Wagub Jatim Saifullah Yusuf (Gus
Ipul) berharap, festival seni-budaya terus menjadi bagian dari pengembangan
daerah. “ Jawa Timur adalah daerah kaya seni-budaya,
dan Banyuwangi telah terbukti mampu mengolahnya untuk memajukan daerah serta
memberi manfaat ekonomi untuk warga ”,
Ujar SiDin Gus Ipul.
Thema
Festival Gandrung Sewu 2018
adalah “ Layar Kumendung ”, sebuah kisah kepahlawanan dari Raden Mas
Alit, Bupati Banyuwangi pertama. Beliau
menjadi Bupati saat berusia 18 tahun dan
diharuskan mengambil sikap di
antara dua pilihan sulit, yaitu terdesak mengikuti perintah penjajah yang
menindas atau melakukan perlawanan
bersama rakyat yang semakin tak berdaya pasca-perang penghabisan.

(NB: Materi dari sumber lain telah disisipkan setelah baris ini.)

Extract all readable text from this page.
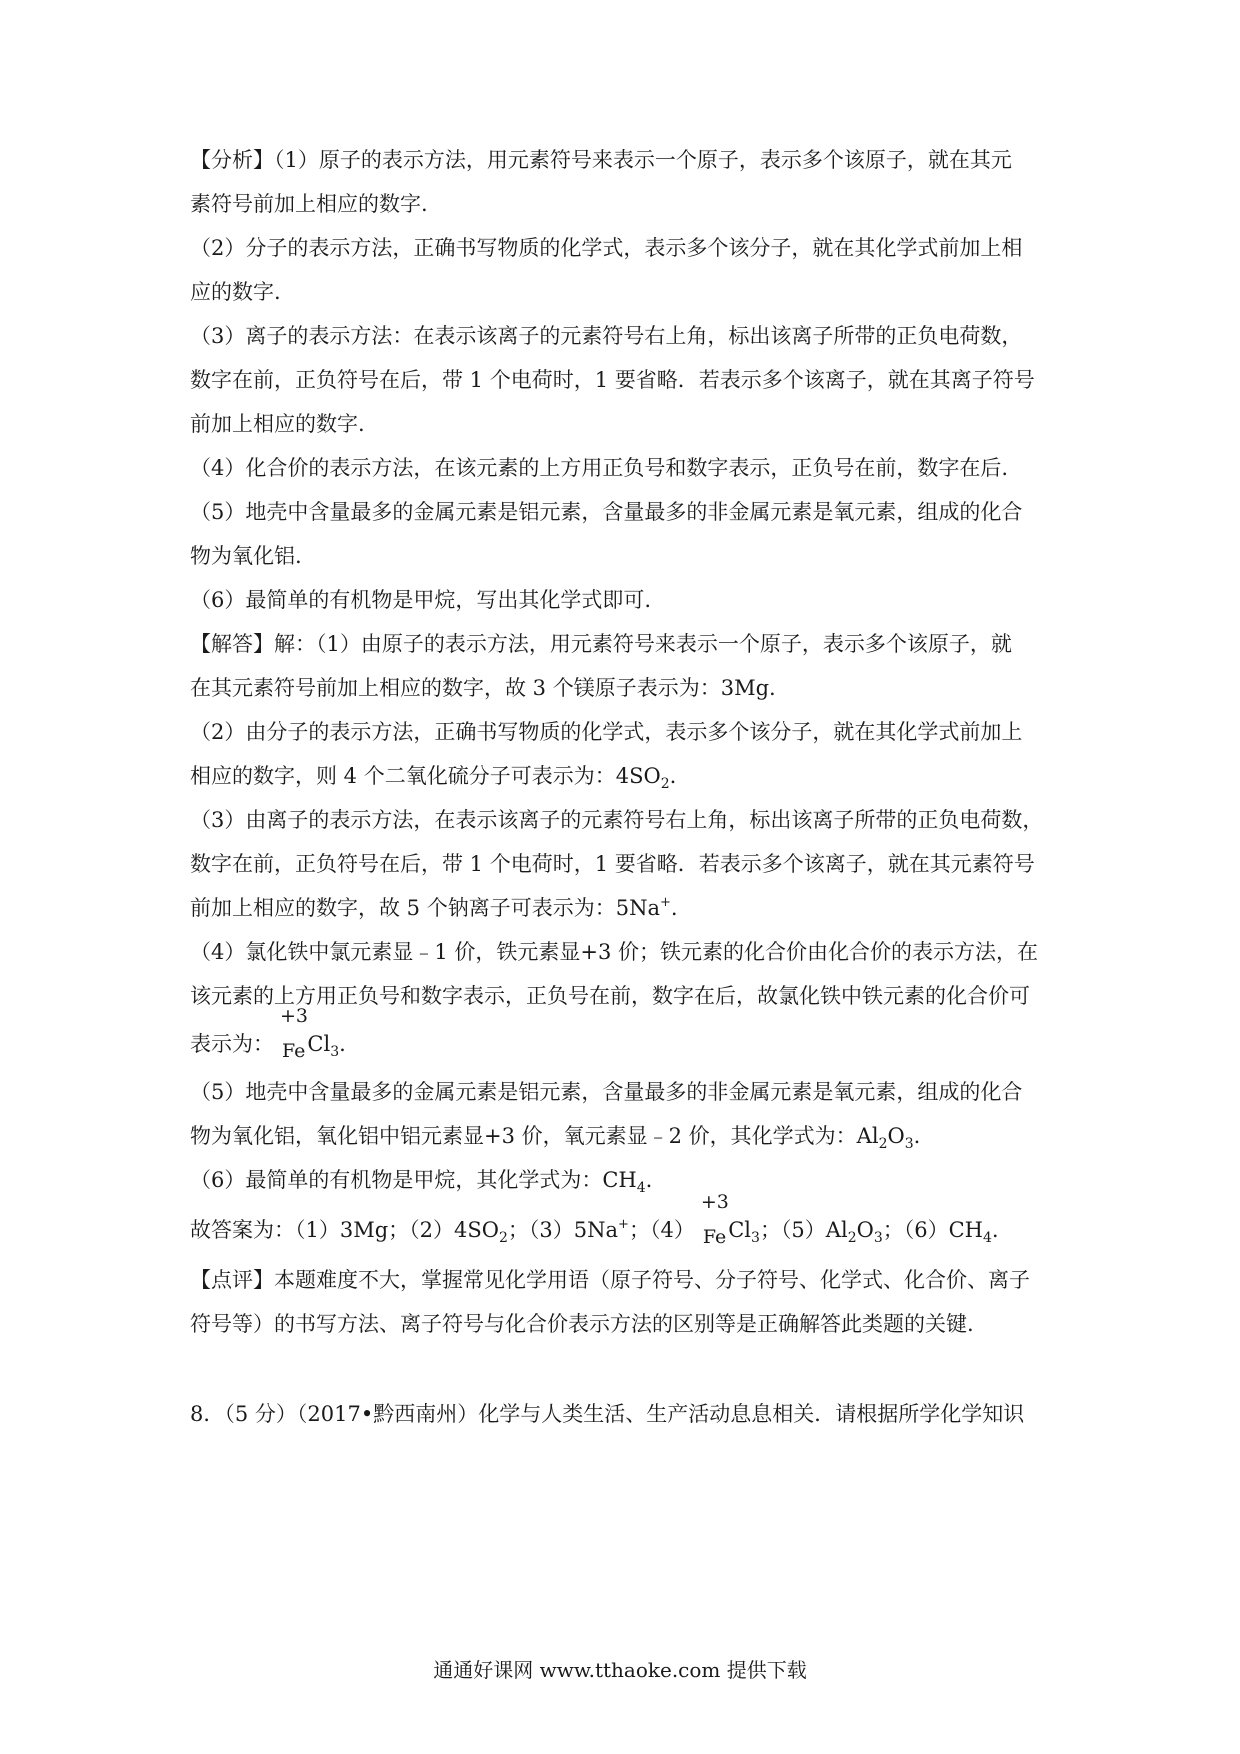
【分析】（1）原子的表示方法，用元素符号来表示一个原子，表示多个该原子，就在其元
素符号前加上相应的数字.
（2）分子的表示方法，正确书写物质的化学式，表示多个该分子，就在其化学式前加上相
应的数字.
（3）离子的表示方法：在表示该离子的元素符号右上角，标出该离子所带的正负电荷数，
数字在前，正负符号在后，带 1 个电荷时，1 要省略．若表示多个该离子，就在其离子符号
前加上相应的数字.
（4）化合价的表示方法，在该元素的上方用正负号和数字表示，正负号在前，数字在后.
（5）地壳中含量最多的金属元素是铝元素，含量最多的非金属元素是氧元素，组成的化合
物为氧化铝.
（6）最简单的有机物是甲烷，写出其化学式即可.
【解答】解：（1）由原子的表示方法，用元素符号来表示一个原子，表示多个该原子，就
在其元素符号前加上相应的数字，故 3 个镁原子表示为：3Mg.
（2）由分子的表示方法，正确书写物质的化学式，表示多个该分子，就在其化学式前加上
相应的数字，则 4 个二氧化硫分子可表示为：$4SO_2$.
（3）由离子的表示方法，在表示该离子的元素符号右上角，标出该离子所带的正负电荷数，
数字在前，正负符号在后，带 1 个电荷时，1 要省略．若表示多个该离子，就在其元素符号
前加上相应的数字，故 5 个钠离子可表示为：5Na+.
（4）氯化铁中氯元素显﹣1 价，铁元素显+3 价；铁元素的化合价由化合价的表示方法，在
该元素的上方用正负号和数字表示，正负号在前，数字在后，故氯化铁中铁元素的化合价可
表示为：
+3
FeCl$_3$.
（5）地壳中含量最多的金属元素是铝元素，含量最多的非金属元素是氧元素，组成的化合
物为氧化铝，氧化铝中铝元素显+3 价，氧元素显﹣2 价，其化学式为：$Al_2O_3$.
（6）最简单的有机物是甲烷，其化学式为：$CH_4$.
故答案为：（1）3Mg；$(2)4SO_2$；（3）5Na+；（4）
+3
FeCl$_3$；$(5)Al_2O_3$；$(6)CH_4$.
【点评】本题难度不大，掌握常见化学用语（原子符号、分子符号、化学式、化合价、离子
符号等）的书写方法、离子符号与化合价表示方法的区别等是正确解答此类题的关键.
8．（5 分）（2017•黔西南州）化学与人类生活、生产活动息息相关．请根据所学化学知识
通通好课网 www.tthaoke.com 提供下载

Di tengah konflik batin itulah, tari
Gandrung digambarkan sebagai media konsolidasi kekuatan rakyat Banyuwangi. Tak
hanya berkamuflase dengan memanfaatkan pertunjukkan seni, tetapi juga menjadi
sarana menghibur dan memperkuat batin rakyat yang terkungkung penjajah. Semua
fragmen cerita disajikan dengan koreografi yang memukau.
“Festival ini juga menjadi sarana
regenerasi pelaku seni-budaya berbasis tradisi rakyat. Peminatnya tiap tahun
ribuan anak muda. Insya Allah Banyuwangi tidak akan kekurangan generasi
pencinta seni-budaya, sekaligus ini ikhtiar memajukan kebudayaan daerah sebagai
pilar kebudayaan nasional,” tambah Anas.
Gerak Indah satu komunikasi,
Gandrung Sewu sejarah budaya Banyuwangi.